Linnaeus: The Compleat Naturalist

by Wilfrid Blunt
Princeton, NJ: Princeton University Press, 2002. 288 pages.

Lavishly illustrated and enlivened by a host of vivid passages from Linnaeus's own work, Wilfrid Blunt's biography, originally published in 1971, gives a fascinating and rounded portrait of the developer of the Systema Naturae, Linnaeus's ambitious and seminal project of systematic taxonomy. The eminent botanist William T Stearn provides an introduction and an appendix on Linnaean classification, nomenclature, and method. "This evocative account of Linnaeus's life and achievements has become a natural history classic," writes Janet Browne.

Terrible Lizard: The First Dinosaur Hunters and the Birth of a New Science

by Deborah Cadbury
New York: Henry Holt & Company, 2001. 374 pages.

An exciting recounting of the 19th-century discovery of the dinosaurs, featuring such characters as Mary Anning, William Buckland, Georges Cuvier, Richard Owen, Gideon Mantell, and Charles Lyell. Carl Zimmer writes, "Cadbury ... turns what could have been just a string of anecdotes into high drama. Much of her success comes from her depth of research: she has scoured diaries, letters and newspaper archives and can tell her story in the words of the people who lived it."

The Dating Game: One Man's Search for the Age of the Earth

by Cherry Lewis
Cambridge, UK: Cambridge University Press, 2002. 272 pages.

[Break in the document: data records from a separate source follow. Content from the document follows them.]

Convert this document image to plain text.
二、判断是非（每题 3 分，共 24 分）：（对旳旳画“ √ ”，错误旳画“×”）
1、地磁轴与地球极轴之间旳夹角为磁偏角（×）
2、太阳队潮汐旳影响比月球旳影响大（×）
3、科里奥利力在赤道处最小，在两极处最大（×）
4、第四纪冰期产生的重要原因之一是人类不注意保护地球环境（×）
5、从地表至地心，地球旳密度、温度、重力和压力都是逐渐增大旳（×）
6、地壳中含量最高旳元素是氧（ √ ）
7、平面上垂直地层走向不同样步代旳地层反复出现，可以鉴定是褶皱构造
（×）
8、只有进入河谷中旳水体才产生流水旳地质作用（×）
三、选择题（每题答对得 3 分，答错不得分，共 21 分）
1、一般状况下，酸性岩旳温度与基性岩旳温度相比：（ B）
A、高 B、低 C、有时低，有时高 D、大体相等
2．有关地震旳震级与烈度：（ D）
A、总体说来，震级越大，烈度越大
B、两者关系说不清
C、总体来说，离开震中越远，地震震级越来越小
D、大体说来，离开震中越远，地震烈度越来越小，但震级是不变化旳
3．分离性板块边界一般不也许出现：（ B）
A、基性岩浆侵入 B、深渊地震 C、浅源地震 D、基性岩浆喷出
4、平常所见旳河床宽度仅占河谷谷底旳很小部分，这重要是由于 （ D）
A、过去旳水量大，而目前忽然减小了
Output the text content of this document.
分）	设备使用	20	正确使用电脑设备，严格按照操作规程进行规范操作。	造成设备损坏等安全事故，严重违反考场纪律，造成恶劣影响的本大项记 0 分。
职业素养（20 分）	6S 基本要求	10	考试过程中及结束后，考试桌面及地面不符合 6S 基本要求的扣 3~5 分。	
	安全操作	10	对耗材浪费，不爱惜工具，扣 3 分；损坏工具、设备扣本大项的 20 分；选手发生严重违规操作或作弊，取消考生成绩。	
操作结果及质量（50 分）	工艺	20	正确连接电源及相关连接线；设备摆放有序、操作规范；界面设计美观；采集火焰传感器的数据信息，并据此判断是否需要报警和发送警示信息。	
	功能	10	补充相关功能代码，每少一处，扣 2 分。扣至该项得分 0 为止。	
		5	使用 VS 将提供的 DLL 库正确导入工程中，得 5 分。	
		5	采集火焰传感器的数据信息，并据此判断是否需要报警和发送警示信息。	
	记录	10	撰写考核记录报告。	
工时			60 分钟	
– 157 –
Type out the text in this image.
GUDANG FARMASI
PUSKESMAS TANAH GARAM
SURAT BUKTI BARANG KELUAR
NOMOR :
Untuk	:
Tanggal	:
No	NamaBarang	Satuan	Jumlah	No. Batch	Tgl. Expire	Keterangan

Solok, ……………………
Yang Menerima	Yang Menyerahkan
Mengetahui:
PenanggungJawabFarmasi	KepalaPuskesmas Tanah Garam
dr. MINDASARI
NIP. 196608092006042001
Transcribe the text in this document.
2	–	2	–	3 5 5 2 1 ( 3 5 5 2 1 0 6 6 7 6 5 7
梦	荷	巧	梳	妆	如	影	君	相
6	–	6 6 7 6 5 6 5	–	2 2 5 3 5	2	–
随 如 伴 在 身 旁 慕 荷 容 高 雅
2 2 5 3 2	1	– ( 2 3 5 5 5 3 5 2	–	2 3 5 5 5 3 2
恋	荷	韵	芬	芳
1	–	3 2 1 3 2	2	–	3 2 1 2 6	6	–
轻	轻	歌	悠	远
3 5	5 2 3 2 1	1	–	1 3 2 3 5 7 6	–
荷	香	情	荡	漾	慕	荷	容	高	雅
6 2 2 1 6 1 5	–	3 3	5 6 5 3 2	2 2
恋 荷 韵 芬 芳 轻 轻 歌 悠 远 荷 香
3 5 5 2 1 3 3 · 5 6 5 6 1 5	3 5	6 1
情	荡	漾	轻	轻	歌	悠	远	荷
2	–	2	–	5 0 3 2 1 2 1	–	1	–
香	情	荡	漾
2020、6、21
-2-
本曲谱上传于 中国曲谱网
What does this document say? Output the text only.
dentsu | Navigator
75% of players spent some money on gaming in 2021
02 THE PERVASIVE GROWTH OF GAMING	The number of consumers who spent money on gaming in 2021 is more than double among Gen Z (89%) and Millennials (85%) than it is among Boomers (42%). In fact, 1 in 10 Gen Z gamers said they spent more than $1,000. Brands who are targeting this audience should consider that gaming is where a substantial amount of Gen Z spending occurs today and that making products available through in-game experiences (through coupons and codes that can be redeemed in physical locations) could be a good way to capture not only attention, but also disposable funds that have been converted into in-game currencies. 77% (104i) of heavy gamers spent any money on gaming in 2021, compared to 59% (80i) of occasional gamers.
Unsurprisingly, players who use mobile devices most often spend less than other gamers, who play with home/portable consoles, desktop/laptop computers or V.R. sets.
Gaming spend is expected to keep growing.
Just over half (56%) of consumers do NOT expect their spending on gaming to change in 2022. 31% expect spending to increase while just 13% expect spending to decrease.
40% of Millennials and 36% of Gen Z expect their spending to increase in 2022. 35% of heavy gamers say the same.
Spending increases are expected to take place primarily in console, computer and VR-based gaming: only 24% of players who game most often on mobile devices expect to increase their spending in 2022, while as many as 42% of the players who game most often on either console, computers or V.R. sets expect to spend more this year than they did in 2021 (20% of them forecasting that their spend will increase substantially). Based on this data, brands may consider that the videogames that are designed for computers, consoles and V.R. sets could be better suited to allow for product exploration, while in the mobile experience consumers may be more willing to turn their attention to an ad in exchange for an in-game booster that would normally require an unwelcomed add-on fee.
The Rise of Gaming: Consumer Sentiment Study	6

"It is perhaps a little indelicate to ask of our mother Earth her age, but Science acknowledges no shame." So quipped Arthur Holmes, one of the major figures in the history of attempts to determine the age of the earth, and the subject of Cherry Lewis's lively biography, The Dating Game. The reviewer for Earth Sciences History writes, "it is always a pleasure — and alas, not a common pleasure — to read a really well-written geological biography.